The config file is generated and kept inside the same namespace with pods, it secret name is --es-config and inside there I can actually see the discovery settings taking in a file which is called unicast-hosts and it is another configmap on the same namespace.

But there is absolutely nothing related to cluster.initial_master_nodes configuration on any elasticsearch.yml file I can find.

    name: <cluster-name>
                attributes: <k8s-node-attribute>
    seed_hosts: []
    seed_providers: file -> unicast file with 3 pod IP:PORT

These are the only relevant lines I can find, and the elasticsearch.yml is being copied into /mnt/elastic-internal path and gets copied to the pods on restarts by prepare-fs.sh as far as I can see;

echo "Linking /mnt/elastic-internal/elasticsearch-config/elasticsearch.yml to /mnt/elastic-internal/elasticsearch-config-local/elasticsearch.yml"
ln -sf /mnt/elastic-internal/elasticsearch-config/elasticsearch.yml /mnt/elastic-internal/elasticsearch-config-local/elasticsearch.yml

When I bash into the running pods which throw these warning for nodes being locked for a cluster, I see the exact same elasticsearch.yml I see on k8s, which doesn't have anything related to cluster.initial_master_node setting.

Could there be another docker image default file somewhere that I am missing? or maybe this docker image over-writes some configs on restarts?

Can anybody help with this? I am trying to remove the cluster.initial_master_nodes setting but I cannot even find it.

One more edit: We have 4 clusters 2 for test 2 for production, which has absolutely the same k8s component configurations and elasticsearch yaml configurations. On test cluster, we only see this as a INFO once, but on production clusters "this node locked to cluster" message gets logged every 12 hours constantly.

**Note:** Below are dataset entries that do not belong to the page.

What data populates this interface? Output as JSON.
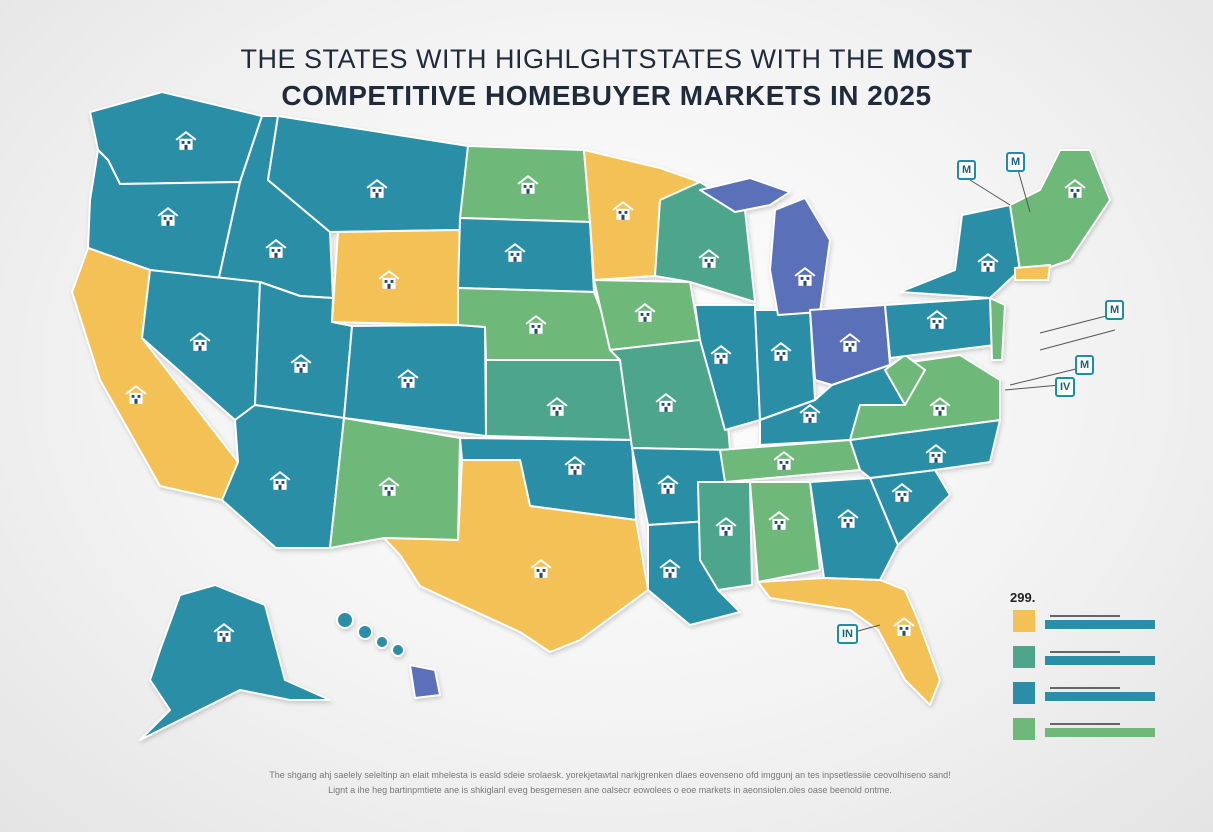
{
  "title": {
    "line1_prefix": "THE STATES WITH HIGHLGHTSTATES WITH THE ",
    "line1_bold": "MOST",
    "line2": "COMPETITIVE HOMEBUYER  MARKETS IN 2025"
  },
  "palette": {
    "teal": "#2a8fa6",
    "green": "#6eb87a",
    "sea": "#4ea58c",
    "yellow": "#f3c155",
    "purple": "#5a6fb8",
    "border": "#ffffff"
  },
  "map": {
    "icon": "house-icon",
    "callouts": [
      "M",
      "M",
      "M",
      "M",
      "IV",
      "IN"
    ]
  },
  "legend": {
    "value": "299.",
    "items": [
      {
        "color": "#f3c155",
        "bar_color": "#2a8fa6"
      },
      {
        "color": "#4ea58c",
        "bar_color": "#2a8fa6"
      },
      {
        "color": "#2a8fa6",
        "bar_color": "#2a8fa6"
      },
      {
        "color": "#6eb87a",
        "bar_color": "#6eb87a"
      }
    ]
  },
  "footer": {
    "line1": "The shgang ahj saelely seleltinp an elait mhelesta is easld sdeie srolaesk. yorekjetawtal narkjgrenken dlaes eovenseno ofd imggunj an tes inpsetlessiie ceovolhiseno sand!",
    "line2": "Lignt a ihe heg bartinpmtiete ane is shkiglanl eveg besgemesen ane oalsecr eowolees o eoe markets in aeonsiolen.oles oase beenold ontme."
  }
}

Perhaps your cluster started with a volume already in use by another previous cluster, which might look like it's related to a bug in your volume provisioner that isn't properly recycling volumes?

See: This node is locked into cluster UUID and will not attempt further cluster bootstrapping - Common causes and quick fixes.

Thank you for the feedback,

We are using ceph-block volume claims, I will add the NodeSet configuration here about pvs:

    - metadata:
        name: elasticsearch-data
        - ReadWriteOnce
            storage: 20Gi
        storageClassName: ceph-block 

Wouldn't this cause the node, to fail to join cluster? Even with warnings, we can see the nodes in _cat/nodes and cluster is healthy. We have also tried indexing,searching,deleting etc. all seems to be working.


We are still experiencing this, does anyone succesfully got rid of these warnings?


This topic was automatically closed 28 days after the last reply. New replies are no longer allowed.